We harvest at the end of spring and fall growing seasons, having found that the beef has best flavor after feasting on the sweetest grasses and clovers. We sell by whole, half or quarter carcass. Pricing is by take home weight which averages 200 to 375 pounds for a full carcass, 100 to 165 pounds for half carcass, and 50 to 90 pounds for a quarter carcass.
Whole, half or quarter Carcass $10.00 per pound
Bones $3.50 per pound
Organs $11.00 per pound
If you prefer, beef may be purchased hanging weight for $5.00 per pound. You control the cuts and pick up from the abattoir.
We accept deposits throughout the year. Before your beef is harvested, we contact you to fill out your cut list where you can choose the cuts of meat, thickness of steaks and specialty cuts. After aging you may pick up your beef at the abattoir or our farm.
A half beef typically produces the following:
Steaks (3/4 inch) -12 T-Bone or NY Strips and Filet Mignon
12 Ribeye or Rib Steaks
6 Round or Cube Steak Roasts (3 pound)
6 pounds of Beef Stew
5 pounds of Short Ribs
50 pounds of Ground Beef
Suggested Freezer space:
Whole beef - 8 to 12 Cubic feet
Half beef - 4 to 6 Cubic feet
Quarter beef - 2 to 3 Cubic feet
Cooking Grassfed Beef
Highland cattle are slow maturing, making their meat flavorful and succulent. Our herd is raised on wide open pastures of mixed native grasses, clover and fescue. Free flowing streams provide their water. They are all pasture grazed, and harvested humanely only after two years of age to allow for full flavor development.

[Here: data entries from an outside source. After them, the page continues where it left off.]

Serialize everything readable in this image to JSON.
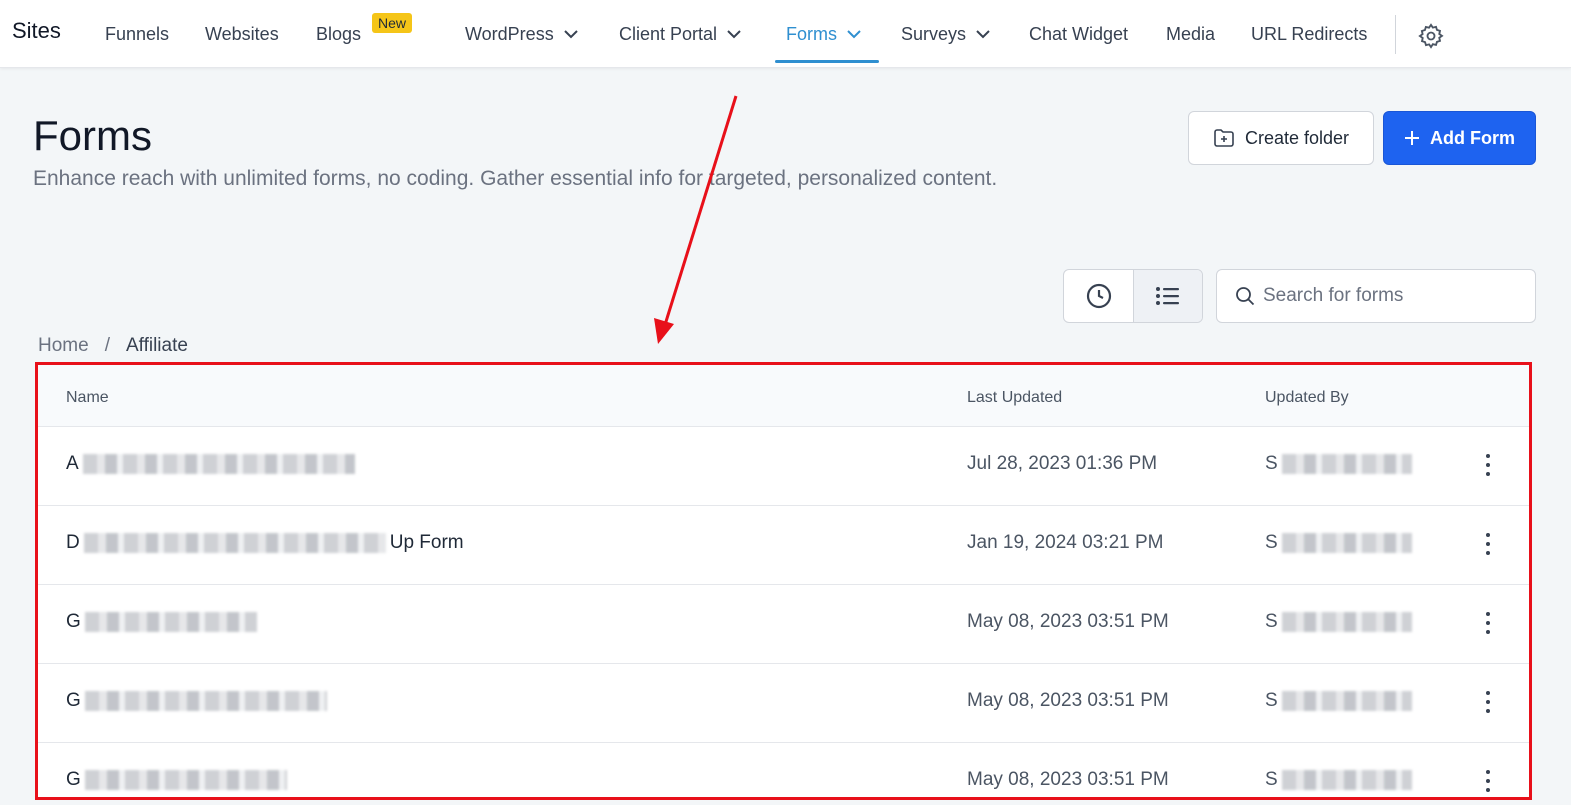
{
  "app": {
    "brand": "Sites"
  },
  "nav": {
    "items": [
      {
        "label": "Funnels",
        "has_caret": false
      },
      {
        "label": "Websites",
        "has_caret": false
      },
      {
        "label": "Blogs",
        "has_caret": false,
        "badge": "New"
      },
      {
        "label": "WordPress",
        "has_caret": true
      },
      {
        "label": "Client Portal",
        "has_caret": true
      },
      {
        "label": "Forms",
        "has_caret": true,
        "active": true
      },
      {
        "label": "Surveys",
        "has_caret": true
      },
      {
        "label": "Chat Widget",
        "has_caret": false
      },
      {
        "label": "Media",
        "has_caret": false
      },
      {
        "label": "URL Redirects",
        "has_caret": false
      }
    ],
    "settings_icon": "gear-icon"
  },
  "header": {
    "title": "Forms",
    "description": "Enhance reach with unlimited forms, no coding. Gather essential info for targeted, personalized content.",
    "create_folder_label": "Create folder",
    "add_form_label": "Add Form"
  },
  "toolbar": {
    "search_placeholder": "Search for forms",
    "view_options": [
      "clock-icon",
      "list-icon"
    ]
  },
  "breadcrumb": {
    "home": "Home",
    "separator": "/",
    "current": "Affiliate"
  },
  "table": {
    "columns": {
      "name": "Name",
      "last_updated": "Last Updated",
      "updated_by": "Updated By"
    },
    "rows": [
      {
        "name_prefix": "A",
        "name_suffix": "",
        "last_updated": "Jul 28, 2023 01:36 PM",
        "updated_by_prefix": "S"
      },
      {
        "name_prefix": "D",
        "name_suffix": "Up Form",
        "last_updated": "Jan 19, 2024 03:21 PM",
        "updated_by_prefix": "S"
      },
      {
        "name_prefix": "G",
        "name_suffix": "",
        "last_updated": "May 08, 2023 03:51 PM",
        "updated_by_prefix": "S"
      },
      {
        "name_prefix": "G",
        "name_suffix": "",
        "last_updated": "May 08, 2023 03:51 PM",
        "updated_by_prefix": "S"
      },
      {
        "name_prefix": "G",
        "name_suffix": "",
        "last_updated": "May 08, 2023 03:51 PM",
        "updated_by_prefix": "S"
      }
    ]
  },
  "colors": {
    "accent": "#2f8fd0",
    "primary_button": "#1e63f0",
    "badge": "#f5c518",
    "annotation": "#e8101a"
  }
}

The common claim for pasture grazed compared to grain-fed beef is that pasture grazed is leaner. That is not always the case. The real difference is that because a pasture grazed cow has a more active life, there is true muscle integrity in the meat. This does not mean that pasture grazed steaks are less tender; on the contrary, worked more gently, pasture grazed beef is wonderfully tender.
When cooking, the goal is to achieve a delicious sear that creates a pleasant light crust on the exterior, and then allow it to finish cooking at a much lower temperature, thus allowing the naturally occurring sugars to caramelize on the surface while protecting those muscle fibers from contracting too quickly. Tough pasture grazed steak results from over exposure to high heat.
We like to recommend "Pure Beef : An essential guide to Artisan Meat with Recipes for every Cut" by Lynne Curry, and provide a copy with each beef order. Ms. Curry covers the differences in cooking superb grass feed beef, and has recipes for all the different cuts common in half and quarter shares. She also includes much information about current beef practices and health impacts of meat consumption.
"We had sous-vide ribeyes and homemade french fries that were fried in beef tallow...the best steak dinner we've ever had!"